Equity and the Mortgage Markets
Equity is the difference between the property's market value and the total liens against it. As the borrower pays down principal and the property appreciates, equity grows.
Lenders rarely hold loans forever. The primary mortgage market is where borrowers actually obtain loans (banks, credit unions, mortgage bankers). The secondary mortgage market is where existing loans are bought and sold, replenishing lenders' cash to make new loans. Key players:
- Fannie Mae (FNMA) and Freddie Mac (FHLMC) — government-sponsored enterprises that buy conventional (conforming) loans and package them into mortgage-backed securities.

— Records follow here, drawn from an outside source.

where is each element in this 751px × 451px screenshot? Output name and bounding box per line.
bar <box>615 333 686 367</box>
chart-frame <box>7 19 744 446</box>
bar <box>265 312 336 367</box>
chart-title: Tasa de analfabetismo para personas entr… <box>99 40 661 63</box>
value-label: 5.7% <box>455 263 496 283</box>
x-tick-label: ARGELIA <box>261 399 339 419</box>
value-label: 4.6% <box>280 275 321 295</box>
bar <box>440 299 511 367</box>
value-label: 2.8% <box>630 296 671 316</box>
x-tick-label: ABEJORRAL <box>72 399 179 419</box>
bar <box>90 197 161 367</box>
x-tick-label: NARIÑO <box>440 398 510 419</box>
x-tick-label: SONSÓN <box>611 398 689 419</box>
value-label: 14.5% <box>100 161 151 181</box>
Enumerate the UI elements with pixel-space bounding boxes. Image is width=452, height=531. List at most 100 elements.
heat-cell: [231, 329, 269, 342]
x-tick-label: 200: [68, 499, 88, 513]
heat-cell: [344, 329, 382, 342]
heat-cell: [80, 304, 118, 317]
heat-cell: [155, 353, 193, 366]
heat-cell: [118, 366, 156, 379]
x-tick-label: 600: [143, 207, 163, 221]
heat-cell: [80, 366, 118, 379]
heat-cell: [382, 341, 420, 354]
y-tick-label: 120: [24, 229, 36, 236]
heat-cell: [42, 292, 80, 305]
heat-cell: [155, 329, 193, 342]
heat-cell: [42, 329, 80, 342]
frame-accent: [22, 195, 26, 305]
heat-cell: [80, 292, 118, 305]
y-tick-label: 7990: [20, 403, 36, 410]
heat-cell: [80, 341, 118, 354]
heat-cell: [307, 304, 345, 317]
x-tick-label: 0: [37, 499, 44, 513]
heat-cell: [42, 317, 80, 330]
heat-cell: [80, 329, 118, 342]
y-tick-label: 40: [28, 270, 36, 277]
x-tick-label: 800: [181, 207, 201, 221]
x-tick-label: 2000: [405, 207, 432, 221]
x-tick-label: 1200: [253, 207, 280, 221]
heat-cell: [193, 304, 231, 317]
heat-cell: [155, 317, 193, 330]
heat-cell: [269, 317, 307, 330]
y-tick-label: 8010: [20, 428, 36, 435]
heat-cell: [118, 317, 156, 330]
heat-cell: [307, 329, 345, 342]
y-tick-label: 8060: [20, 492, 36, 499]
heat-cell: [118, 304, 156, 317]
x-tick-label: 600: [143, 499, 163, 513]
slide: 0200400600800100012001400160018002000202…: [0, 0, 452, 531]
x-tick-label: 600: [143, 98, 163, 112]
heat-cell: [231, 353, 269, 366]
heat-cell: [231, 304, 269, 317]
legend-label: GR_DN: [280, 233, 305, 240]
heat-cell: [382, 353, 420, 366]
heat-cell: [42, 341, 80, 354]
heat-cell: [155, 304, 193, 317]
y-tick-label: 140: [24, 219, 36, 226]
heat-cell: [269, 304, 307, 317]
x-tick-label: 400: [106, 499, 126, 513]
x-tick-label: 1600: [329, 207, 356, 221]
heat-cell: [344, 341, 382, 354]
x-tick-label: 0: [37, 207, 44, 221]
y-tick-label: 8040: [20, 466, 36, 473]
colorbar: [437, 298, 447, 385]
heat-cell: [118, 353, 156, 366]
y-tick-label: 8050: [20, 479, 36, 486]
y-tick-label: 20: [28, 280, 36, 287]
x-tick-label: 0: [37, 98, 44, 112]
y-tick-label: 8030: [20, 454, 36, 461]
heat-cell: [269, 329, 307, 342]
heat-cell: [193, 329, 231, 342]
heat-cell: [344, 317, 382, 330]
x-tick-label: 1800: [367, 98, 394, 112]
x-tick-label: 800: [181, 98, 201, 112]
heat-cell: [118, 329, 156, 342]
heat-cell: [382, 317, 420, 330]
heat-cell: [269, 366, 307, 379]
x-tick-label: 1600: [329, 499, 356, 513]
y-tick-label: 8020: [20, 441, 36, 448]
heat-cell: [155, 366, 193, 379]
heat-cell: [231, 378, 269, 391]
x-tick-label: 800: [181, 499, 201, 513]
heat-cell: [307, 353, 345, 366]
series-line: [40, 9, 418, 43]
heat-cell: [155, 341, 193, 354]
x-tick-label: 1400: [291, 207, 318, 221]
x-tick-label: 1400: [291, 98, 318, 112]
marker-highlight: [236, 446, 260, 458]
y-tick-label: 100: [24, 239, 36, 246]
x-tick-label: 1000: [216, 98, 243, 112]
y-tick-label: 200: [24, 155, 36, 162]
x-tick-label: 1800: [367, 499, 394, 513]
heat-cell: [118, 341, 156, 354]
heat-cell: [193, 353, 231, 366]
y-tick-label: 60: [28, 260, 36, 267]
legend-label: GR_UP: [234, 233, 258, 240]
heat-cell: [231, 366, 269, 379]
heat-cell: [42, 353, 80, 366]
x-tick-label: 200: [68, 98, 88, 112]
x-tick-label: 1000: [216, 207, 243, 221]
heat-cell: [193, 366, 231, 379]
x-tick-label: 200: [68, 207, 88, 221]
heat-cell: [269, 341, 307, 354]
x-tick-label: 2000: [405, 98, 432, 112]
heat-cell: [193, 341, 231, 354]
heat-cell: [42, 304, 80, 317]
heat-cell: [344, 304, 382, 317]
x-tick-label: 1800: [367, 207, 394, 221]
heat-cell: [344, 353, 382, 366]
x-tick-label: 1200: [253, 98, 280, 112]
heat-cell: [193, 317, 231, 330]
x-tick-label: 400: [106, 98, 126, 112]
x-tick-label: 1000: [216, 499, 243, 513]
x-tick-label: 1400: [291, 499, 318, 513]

- Ginnie Mae (GNMA) — a government corporation that guarantees securities backed by FHA, VA, and USDA loans. Ginnie Mae does not buy loans; it guarantees pools of government-backed loans.
The secondary market matters to buyers indirectly: because lenders can sell conforming loans, they keep cash flowing and can offer competitive rates. A loan written to Fannie/Freddie guidelines (a conforming loan) is generally cheaper than one that cannot be sold, such as a jumbo loan that exceeds the conforming limit.
Priority of Liens
When a property has more than one lien, priority generally follows the order of recording — "first in time, first in right." A first mortgage recorded before a second mortgage (or home-equity line) is paid first from foreclosure proceeds. The subordination clause discussed above is exactly how a lender voluntarily steps aside to let a later loan take superior priority. One major exception: property-tax and special-assessment liens take priority over all private liens, regardless of when they were recorded, which is why lenders insist taxes be kept current.
A lender wants to ensure that if the borrower sells the home, the full loan balance becomes due so the buyer cannot simply take over the existing financing. Which clause accomplishes this?
Which secondary-market entity guarantees mortgage-backed securities composed of FHA, VA, and USDA loans rather than purchasing conventional loans?